In this case our solution is to configure a pipeline for each branch of the bank, each of which controls a subset of individual accounts. This requires content-based-distribution of transactions, each to the appropriate pipeline. The pipeline distributor is used perform this function, with configured pipelines for each branch (Branch_1, Branch_2, …).
[Figure 5]
For our ATM example, the distributor evaluates the branch ID of each account number for each transaction, and routes the message to the appropriate branch pipeline for processing. Because each branch pipeline is configured for FIFO order, it sequentially handles the transactions delegated to it. From this example, it can be seen that by processing many branches concurrently, a far greater number of transactions can be completed per unit of time.
The pipelines approach allows for even greater scalability if needed, say for a very large branch of the bank. Assume that one branch has in excess of 100,000 accounts, and it is found that the peak volume of transactions for this branch cannot be sustained by this design.
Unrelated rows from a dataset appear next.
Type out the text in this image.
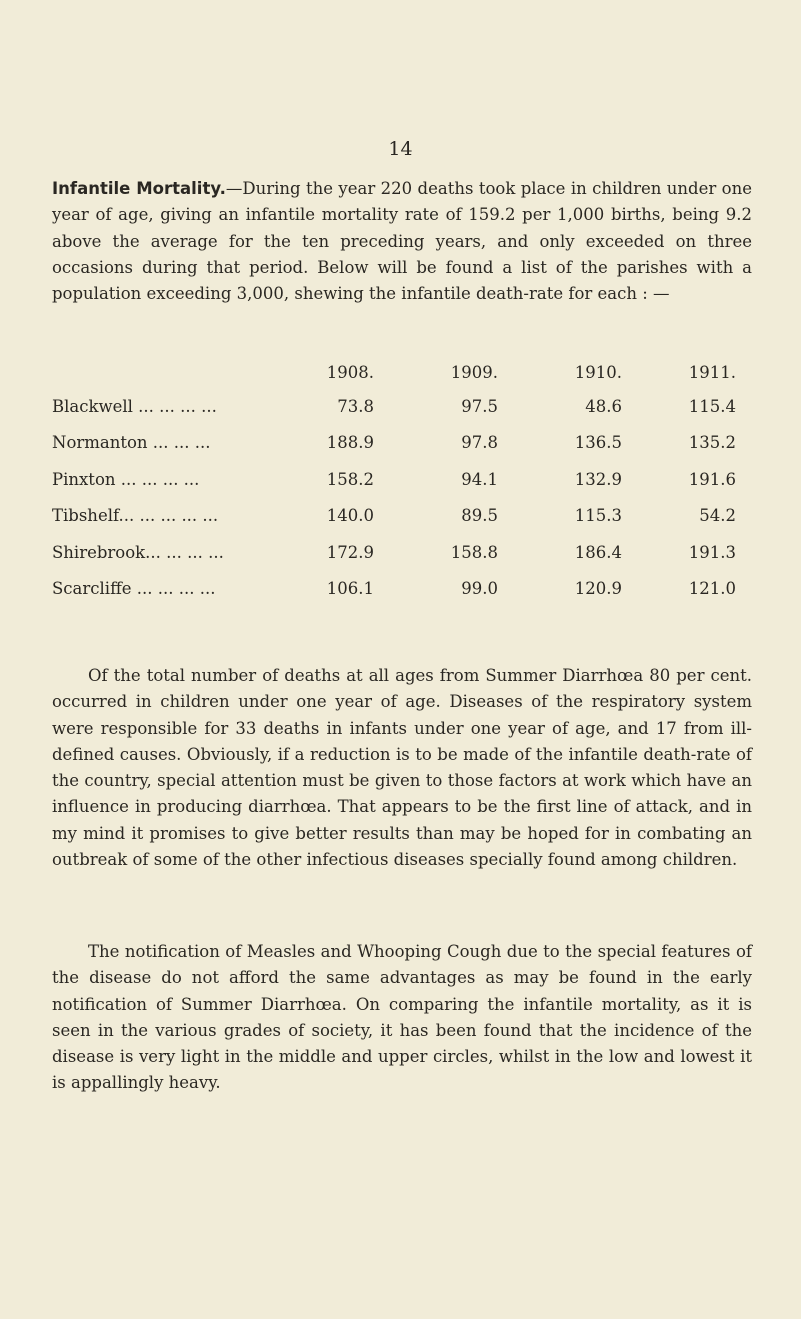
14

Infantile Mortality.—During the year 220 deaths took place in children under one year of age, giving an infantile mortality rate of 159.2 per 1,000 births, being 9.2 above the average for the ten preceding years, and only exceeded on three occasions during that period. Below will be found a list of the parishes with a population exceeding 3,000, shewing the infantile death-rate for each : —

	1908.	1909.	1910.	1911.
Blackwell ... ... ... ...	73.8	97.5	48.6	115.4
Normanton ... ... ...	188.9	97.8	136.5	135.2
Pinxton ... ... ... ...	158.2	94.1	132.9	191.6
Tibshelf... ... ... ... ...	140.0	89.5	115.3	54.2
Shirebrook... ... ... ...	172.9	158.8	186.4	191.3
Scarcliffe ... ... ... ...	106.1	99.0	120.9	121.0

Of the total number of deaths at all ages from Summer Diarrhœa 80 per cent. occurred in children under one year of age. Diseases of the respiratory system were responsible for 33 deaths in infants under one year of age, and 17 from ill-defined causes. Obviously, if a reduction is to be made of the infantile death-rate of the country, special attention must be given to those factors at work which have an influence in producing diarrhœa. That appears to be the first line of attack, and in my mind it promises to give better results than may be hoped for in combating an outbreak of some of the other infectious diseases specially found among children.

The notification of Measles and Whooping Cough due to the special features of the disease do not afford the same advantages as may be found in the early notification of Summer Diarrhœa. On comparing the infantile mortality, as it is seen in the various grades of society, it has been found that the incidence of the disease is very light in the middle and upper circles, whilst in the low and lowest it is appallingly heavy.
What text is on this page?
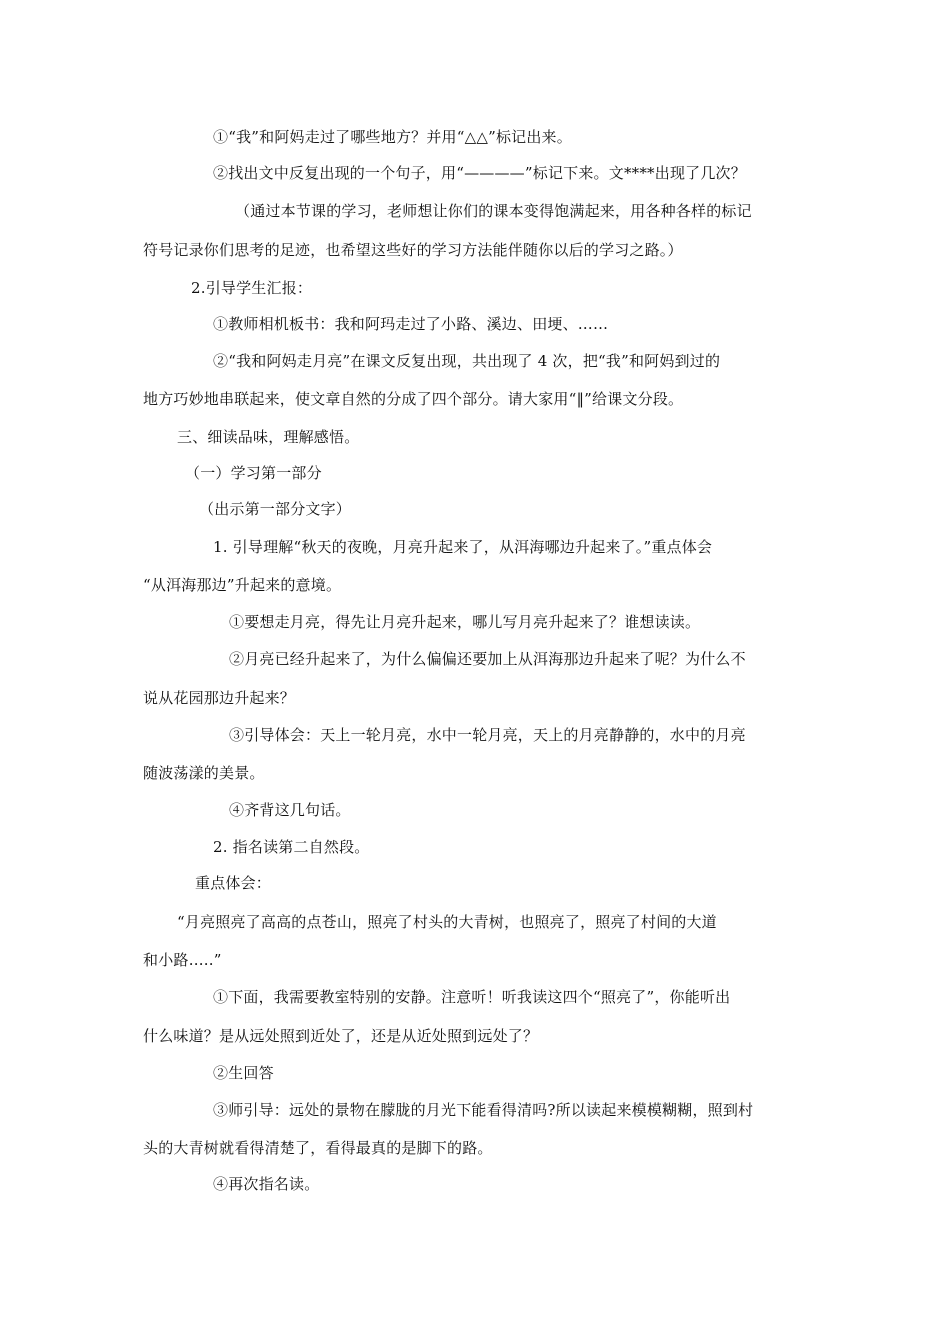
①“我”和阿妈走过了哪些地方？并用“△△”标记出来。
②找出文中反复出现的一个句子，用“————”标记下来。文****出现了几次？
（通过本节课的学习，老师想让你们的课本变得饱满起来，用各种各样的标记
符号记录你们思考的足迹，也希望这些好的学习方法能伴随你以后的学习之路。）
2.引导学生汇报：
①教师相机板书：我和阿玛走过了小路、溪边、田埂、……
②“我和阿妈走月亮”在课文反复出现，共出现了 4 次，把“我”和阿妈到过的
地方巧妙地串联起来，使文章自然的分成了四个部分。请大家用“‖”给课文分段。
三、细读品味，理解感悟。
（一）学习第一部分
（出示第一部分文字）
1. 引导理解“秋天的夜晚，月亮升起来了，从洱海哪边升起来了。”重点体会
“从洱海那边”升起来的意境。
①要想走月亮，得先让月亮升起来，哪儿写月亮升起来了？谁想读读。
②月亮已经升起来了，为什么偏偏还要加上从洱海那边升起来了呢？为什么不
说从花园那边升起来？
③引导体会：天上一轮月亮，水中一轮月亮，天上的月亮静静的，水中的月亮
随波荡漾的美景。
④齐背这几句话。
2. 指名读第二自然段。
重点体会：
“月亮照亮了高高的点苍山，照亮了村头的大青树，也照亮了，照亮了村间的大道
和小路…..”
①下面，我需要教室特别的安静。注意听！听我读这四个“照亮了”，你能听出
什么味道？是从远处照到近处了，还是从近处照到远处了？
②生回答
③师引导：远处的景物在朦胧的月光下能看得清吗?所以读起来模模糊糊，照到村
头的大青树就看得清楚了，看得最真的是脚下的路。
④再次指名读。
The answer is to create additional downstream pipelines, now dividing transactions by a range of account numbers (Account_1000_1999, Account_2000_2999, etc.).
[Figure 6]
From this simple example, we have shown how Software Pipelines can be used to achieve significant increases in the speed the processing of business transactions.
[edit] Conclusion
SOA has delivered big gains in terms of flexibility and adaptability, but has left some organizations wondering whether a SOA solution can meet their business application performance needs. Today's IT organizations are looking for more efficient ways to process rapidly growing volumes of data and to take better advantage of new multi-core hardware platforms.
The Software Pipelines methodology offers a simple and easy method for business applications to exploit concurrent processing without the large development investment required to add multi-threading to a traditional monolithic business application. They can enable service-oriented applications to support higher transaction volumes within existing IT budgets and help ease the strain on data center capacity.
The primary business benefits that can be achieved with Software Pipelines include:
- Reduced capital expenditures — Less hardware is required to achieve the same throughput results because application performance can be vastly improved.
- New business opportunities — Massive-scale data processing problems that were previously impractical or impossible can now be tackled using the near linear scalability that is possible with the Software Pipelines approach. This allows organizations to address new types of business opportunities.
- Low development costs — The simplicity of the Software Pipelines methodology allows developers to remain focused on business logic instead of getting bogged down in details related to implementing concurrent processing.